Politicians on the defensive

To compensate, politicians and political parties have resorted to using the financial and health crises to score points and regain a measure of popularity. On the defensive and in survival mode, they are in search of scapegoats to draw attention away from themselves.

In mid-April, the government and its backers – principally the Free Patriotic Movement and Hezbollah – sought to put the blame on the central bank governor, Riad Salameh, evidently as part of an effort to oust him and replace him with a figure of their choice.

It was reported, however, that the United States and France had warned Lebanese officials, through their ambassadors in Beirut, that removing Salameh now was a bad idea. Still, he continues to be a target of the protestors, who blame him for having covered for the policies that brought Lebanon to where it is today.

International Monetary Fund headquarters in Washington, April 2019 (photo: Reuters/Y. Gripas)
Cap in hand to the IMF? Whether Lebanon can secure an immediate injection of dollar liquidity from the International Monetary Fund remains to be seen. The IMF requires "a transparent and measurable reform plan". Yet spending cuts in the public sector, ending the hijacking of state institutions and reform of the highly inefficient electricity sector would undermine the vested interests of many, who thus far would prefer the country to go to the wall than accept the pain of adjustment

Lost in this noise are the broader interests of a population that is seeing its country disintegrate. The mercenary behaviour of the political class was most evident in the government’s decision, in the midst of the coronavirus crisis, to enact a new system to help the most vulnerable rather than use an existing World Bank national poverty targeting programme it associated with previous governments. The new system needs time to set up, which Lebanon’s poor population doesn’t have and allows much room for nepotism and abuse.

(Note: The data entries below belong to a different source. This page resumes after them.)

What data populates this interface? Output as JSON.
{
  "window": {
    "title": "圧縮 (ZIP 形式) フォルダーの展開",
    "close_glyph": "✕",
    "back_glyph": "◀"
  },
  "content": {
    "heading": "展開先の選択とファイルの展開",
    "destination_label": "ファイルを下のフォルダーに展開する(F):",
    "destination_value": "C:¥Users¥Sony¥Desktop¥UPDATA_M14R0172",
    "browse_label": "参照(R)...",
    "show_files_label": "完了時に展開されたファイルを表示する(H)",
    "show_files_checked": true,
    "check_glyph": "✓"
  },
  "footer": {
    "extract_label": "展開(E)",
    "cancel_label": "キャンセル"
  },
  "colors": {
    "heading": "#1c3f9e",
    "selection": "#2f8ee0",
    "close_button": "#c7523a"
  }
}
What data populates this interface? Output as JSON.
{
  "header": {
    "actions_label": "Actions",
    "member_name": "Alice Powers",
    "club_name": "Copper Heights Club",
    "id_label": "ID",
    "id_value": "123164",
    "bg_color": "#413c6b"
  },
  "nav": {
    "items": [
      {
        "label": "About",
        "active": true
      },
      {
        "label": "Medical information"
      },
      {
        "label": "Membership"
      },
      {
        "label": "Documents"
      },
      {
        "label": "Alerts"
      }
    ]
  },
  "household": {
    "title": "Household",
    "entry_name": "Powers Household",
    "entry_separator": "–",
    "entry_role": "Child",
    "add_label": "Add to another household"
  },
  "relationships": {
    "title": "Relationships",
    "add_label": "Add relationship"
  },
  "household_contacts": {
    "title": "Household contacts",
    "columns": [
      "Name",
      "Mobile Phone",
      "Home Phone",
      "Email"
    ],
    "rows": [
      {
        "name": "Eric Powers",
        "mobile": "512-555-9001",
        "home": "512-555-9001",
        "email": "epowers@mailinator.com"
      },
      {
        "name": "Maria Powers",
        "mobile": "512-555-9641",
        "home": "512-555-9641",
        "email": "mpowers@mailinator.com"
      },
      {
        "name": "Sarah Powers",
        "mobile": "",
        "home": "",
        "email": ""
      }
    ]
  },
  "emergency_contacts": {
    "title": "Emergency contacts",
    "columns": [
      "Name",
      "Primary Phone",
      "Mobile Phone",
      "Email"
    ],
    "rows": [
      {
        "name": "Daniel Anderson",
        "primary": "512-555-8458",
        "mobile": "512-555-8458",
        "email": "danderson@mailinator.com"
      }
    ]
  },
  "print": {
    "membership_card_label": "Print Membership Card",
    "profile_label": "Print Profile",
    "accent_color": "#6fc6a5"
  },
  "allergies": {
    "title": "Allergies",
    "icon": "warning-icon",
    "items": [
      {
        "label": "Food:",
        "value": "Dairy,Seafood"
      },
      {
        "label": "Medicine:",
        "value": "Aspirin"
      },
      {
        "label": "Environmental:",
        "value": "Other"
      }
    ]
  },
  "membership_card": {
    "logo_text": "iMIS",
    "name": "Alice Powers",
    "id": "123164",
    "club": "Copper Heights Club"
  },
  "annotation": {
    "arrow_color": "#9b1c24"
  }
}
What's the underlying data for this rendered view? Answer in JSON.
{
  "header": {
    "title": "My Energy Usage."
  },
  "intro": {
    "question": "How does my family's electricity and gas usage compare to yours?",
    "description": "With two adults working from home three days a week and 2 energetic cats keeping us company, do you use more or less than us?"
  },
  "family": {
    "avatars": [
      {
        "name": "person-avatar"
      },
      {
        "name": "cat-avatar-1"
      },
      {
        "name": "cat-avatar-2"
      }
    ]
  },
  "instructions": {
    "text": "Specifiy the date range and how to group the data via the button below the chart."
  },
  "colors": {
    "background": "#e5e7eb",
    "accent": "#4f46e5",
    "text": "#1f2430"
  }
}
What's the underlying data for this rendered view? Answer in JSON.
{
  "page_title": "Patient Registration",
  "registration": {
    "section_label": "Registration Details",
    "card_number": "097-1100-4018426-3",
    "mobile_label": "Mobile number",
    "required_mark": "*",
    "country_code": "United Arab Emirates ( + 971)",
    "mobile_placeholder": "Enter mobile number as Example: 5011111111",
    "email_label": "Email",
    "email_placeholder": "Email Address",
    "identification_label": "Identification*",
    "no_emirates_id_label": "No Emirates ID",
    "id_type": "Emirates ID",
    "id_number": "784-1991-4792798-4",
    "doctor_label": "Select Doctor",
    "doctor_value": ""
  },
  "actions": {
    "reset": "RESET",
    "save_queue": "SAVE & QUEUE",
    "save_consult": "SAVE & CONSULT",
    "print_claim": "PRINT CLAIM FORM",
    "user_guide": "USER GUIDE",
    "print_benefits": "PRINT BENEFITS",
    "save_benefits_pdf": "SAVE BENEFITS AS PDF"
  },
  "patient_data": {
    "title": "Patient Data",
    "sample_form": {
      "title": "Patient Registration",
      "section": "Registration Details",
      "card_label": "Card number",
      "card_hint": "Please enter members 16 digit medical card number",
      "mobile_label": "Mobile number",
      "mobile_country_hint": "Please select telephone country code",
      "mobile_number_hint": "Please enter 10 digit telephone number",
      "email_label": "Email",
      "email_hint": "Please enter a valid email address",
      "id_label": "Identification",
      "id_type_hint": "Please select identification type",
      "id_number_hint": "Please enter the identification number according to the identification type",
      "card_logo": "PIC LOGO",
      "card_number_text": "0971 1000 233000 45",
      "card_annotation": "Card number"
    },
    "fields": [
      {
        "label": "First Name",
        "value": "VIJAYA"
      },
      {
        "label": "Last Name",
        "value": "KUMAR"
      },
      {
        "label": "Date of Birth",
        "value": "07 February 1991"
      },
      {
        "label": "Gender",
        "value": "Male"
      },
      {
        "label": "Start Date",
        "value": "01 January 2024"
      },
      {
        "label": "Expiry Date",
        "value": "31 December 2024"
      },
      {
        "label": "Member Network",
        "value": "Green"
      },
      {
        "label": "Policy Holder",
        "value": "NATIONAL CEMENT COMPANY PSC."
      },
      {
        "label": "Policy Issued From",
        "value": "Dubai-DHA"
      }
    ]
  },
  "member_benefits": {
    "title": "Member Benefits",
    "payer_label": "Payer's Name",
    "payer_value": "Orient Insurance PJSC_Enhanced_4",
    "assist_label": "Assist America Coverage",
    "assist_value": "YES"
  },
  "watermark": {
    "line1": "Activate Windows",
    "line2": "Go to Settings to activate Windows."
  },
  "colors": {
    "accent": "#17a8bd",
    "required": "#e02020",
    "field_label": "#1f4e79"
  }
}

Lebanese fear for their livelihoods

Meanwhile, political parties are adopting local measures to address the needs of their constituents, furthering the prospects of fragmentation and possibly even conflict. All politicians or parties have announced plans for combatting the spread of the coronavirus, including the establishment of quarantine areas, the deployment of medical staff and sanitisation crews and food assistance to the needy.

Each party, in co-ordination with municipalities within their zones of influence, have established isolation centres for COVID-19 patients who do not have the means to self-isolate at home. Hezbollah has deployed the most extensive efforts, including establishing nineteen isolation centres and has even conducted tours for international and local media to showcase their efforts.

Yet these measures will not be enough. Despite the coronavirus, the Lebanese have been back on the streets in recent days protesting the catastrophic decline in their livelihoods. People are going hungry and some protests are turning violent as protestors attack banks, now a potent object of their anger.

 
This behaviour implicitly assumes that the public has no expectation that the politicians will address the root causes of the country’s financial crisis. What Lebanon is facing today is likely to last for years and the chances of recovery are thin.

The security repercussions of social unrest will be significant and are difficult to assess. Lebanon’s trajectory is one of expanding hardship and a probable exodus of all those capable of finding work abroad.

Compromise and reform the only answer

As more and more businesses declare bankruptcy, a larger number of Lebanese will find themselves on the streets, especially youths who today see no prospects of employment or of building a life in their country.

And as the resources of the political actors dwindle, the power vacuum on the ground may leave room for those hoping to gain from instability. For Lebanon to avoid implosion, its politicians and parties must recognise that to preserve themselves they will need to preserve the country.

That will mean accepting a necessary level of reform. While this may be a tall order, it is a required first step to preventing a drift toward conflict. The politicians will also need to allow a government of independents to take office, one tasked with negotiating a financial and economic rescue plan for Lebanon and overseeing early elections.

While the former is critical for social stability, the latter is crucial for regaining legitimacy and renewing political life. Without this, Lebanon will continue its slide into chaos and possibly worse.